Soon. Very soon.
In the space of about a week, all these leaves will be in my yard.
Most of the battening down for winter is done; I spent the weekend digging holes and burying things, like my friends the squirrels. Like the squirrels, I will forget exactly where I put some things and find myself wondering next spring how exactly that got there. There often comes a point even in the most disciplined planting when the gardener looks at the handful of bulbs left to go, thinks 'oh, to heck with it,' and tucks them into the nearest patch of garden bed all anyhow.
It happens often, too, that while planting bulbs (carefully, according to plan) that one finds bulbs planted in previous years. This is usually no big thing as the old bulbs can be nestled back down in the earth, but occasionally the gardener spears a lily bulb, or slices through a fine fat daffodil with a trowel.
A volley of language of which your mother would not approve follows. One only hopes that the neighbourhood children are not within earshot, or at least are shrieking so loudly in their play that they drown out the profanities.

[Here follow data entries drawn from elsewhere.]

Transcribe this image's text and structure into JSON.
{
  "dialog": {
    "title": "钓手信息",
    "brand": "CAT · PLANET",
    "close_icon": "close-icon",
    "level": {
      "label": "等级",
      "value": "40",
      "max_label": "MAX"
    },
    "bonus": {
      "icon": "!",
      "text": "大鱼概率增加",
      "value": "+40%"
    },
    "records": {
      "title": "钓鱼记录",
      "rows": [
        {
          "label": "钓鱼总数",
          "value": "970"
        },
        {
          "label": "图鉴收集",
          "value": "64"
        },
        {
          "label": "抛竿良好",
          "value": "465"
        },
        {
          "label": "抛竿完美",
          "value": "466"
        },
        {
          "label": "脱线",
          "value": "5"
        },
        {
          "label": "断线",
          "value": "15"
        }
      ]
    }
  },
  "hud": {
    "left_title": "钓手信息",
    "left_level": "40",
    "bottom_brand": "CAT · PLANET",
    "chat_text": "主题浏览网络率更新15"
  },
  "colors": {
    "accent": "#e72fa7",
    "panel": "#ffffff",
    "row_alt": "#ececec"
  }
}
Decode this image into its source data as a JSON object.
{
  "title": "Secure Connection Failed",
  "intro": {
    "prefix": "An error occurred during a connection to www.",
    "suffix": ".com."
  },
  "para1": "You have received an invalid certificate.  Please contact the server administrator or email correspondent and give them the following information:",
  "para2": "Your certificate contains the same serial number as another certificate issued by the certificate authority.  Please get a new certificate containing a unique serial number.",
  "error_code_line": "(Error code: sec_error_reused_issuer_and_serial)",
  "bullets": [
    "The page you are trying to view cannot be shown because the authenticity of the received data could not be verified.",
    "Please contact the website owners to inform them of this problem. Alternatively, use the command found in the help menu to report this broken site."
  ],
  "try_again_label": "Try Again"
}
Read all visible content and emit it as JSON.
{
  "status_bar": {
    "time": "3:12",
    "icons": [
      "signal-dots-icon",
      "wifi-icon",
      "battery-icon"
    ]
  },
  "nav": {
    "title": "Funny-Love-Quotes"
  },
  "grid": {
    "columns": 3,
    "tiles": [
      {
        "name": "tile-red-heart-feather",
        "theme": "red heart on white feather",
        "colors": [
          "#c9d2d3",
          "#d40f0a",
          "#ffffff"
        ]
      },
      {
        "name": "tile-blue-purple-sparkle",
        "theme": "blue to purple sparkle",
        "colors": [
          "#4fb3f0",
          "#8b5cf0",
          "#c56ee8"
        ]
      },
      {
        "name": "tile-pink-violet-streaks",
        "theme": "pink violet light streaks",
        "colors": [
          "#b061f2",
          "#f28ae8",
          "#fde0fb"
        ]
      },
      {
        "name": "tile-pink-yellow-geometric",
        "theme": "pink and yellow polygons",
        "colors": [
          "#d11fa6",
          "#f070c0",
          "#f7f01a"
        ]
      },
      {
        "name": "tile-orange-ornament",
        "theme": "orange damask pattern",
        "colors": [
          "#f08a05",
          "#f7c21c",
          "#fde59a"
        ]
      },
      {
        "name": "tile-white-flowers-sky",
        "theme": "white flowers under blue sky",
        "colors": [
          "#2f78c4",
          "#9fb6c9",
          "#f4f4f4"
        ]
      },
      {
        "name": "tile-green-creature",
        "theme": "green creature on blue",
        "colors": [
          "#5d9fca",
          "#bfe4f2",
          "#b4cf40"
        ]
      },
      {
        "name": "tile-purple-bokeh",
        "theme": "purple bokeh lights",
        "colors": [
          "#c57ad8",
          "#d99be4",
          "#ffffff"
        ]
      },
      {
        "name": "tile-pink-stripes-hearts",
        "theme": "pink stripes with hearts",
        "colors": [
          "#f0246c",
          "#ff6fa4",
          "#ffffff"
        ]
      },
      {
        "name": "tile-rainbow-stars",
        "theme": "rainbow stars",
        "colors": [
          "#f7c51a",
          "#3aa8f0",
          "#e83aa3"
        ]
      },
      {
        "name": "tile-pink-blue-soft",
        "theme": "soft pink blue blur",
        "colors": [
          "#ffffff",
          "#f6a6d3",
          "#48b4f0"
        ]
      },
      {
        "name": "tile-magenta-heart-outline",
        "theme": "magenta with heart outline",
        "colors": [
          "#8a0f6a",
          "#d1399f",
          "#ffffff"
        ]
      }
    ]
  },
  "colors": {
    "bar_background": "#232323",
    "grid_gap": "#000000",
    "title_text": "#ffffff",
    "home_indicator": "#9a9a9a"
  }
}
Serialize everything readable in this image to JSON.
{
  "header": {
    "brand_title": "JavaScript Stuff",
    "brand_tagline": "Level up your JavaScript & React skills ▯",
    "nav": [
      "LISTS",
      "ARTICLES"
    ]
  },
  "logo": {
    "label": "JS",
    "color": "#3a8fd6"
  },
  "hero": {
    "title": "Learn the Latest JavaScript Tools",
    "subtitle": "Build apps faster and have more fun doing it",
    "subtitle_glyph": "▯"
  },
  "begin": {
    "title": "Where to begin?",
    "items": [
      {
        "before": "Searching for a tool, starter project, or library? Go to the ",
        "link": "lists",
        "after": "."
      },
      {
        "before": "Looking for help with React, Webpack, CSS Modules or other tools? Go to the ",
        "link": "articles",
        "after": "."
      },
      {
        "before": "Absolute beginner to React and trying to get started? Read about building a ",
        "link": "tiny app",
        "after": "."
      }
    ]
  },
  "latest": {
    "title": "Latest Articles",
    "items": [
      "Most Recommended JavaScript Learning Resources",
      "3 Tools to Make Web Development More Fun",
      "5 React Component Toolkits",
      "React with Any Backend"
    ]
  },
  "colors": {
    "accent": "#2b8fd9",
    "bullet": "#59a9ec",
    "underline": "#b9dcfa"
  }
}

Among the things I buried this weekend were more tulips ('Ivory Floradale' and 'Menton'), some snowdrops, some tiny cyclamen (hederifolium), and ten Allium karataviense. These last go by the common name of Turkestan onion, which makes them sound more like a central Asian vegetable than a broad-leaved, white- or rose-violet-flowered border dweller. To me, most alliums look too much like the hideous weedy wild garlic that afflicts lawns and gardens, but the little Turkestani alliums are charming.
I planted a few perennials also: some campanulas ('Samantha' and 'Pantaloons'); more phlox; a Japanese painted fern; and some outlandish purple penstemon ('Prairie Twilight') that I hope will help fill the midsummer void.
So let the leaves fall. I don't know a gardener in the world who dislikes free mulch.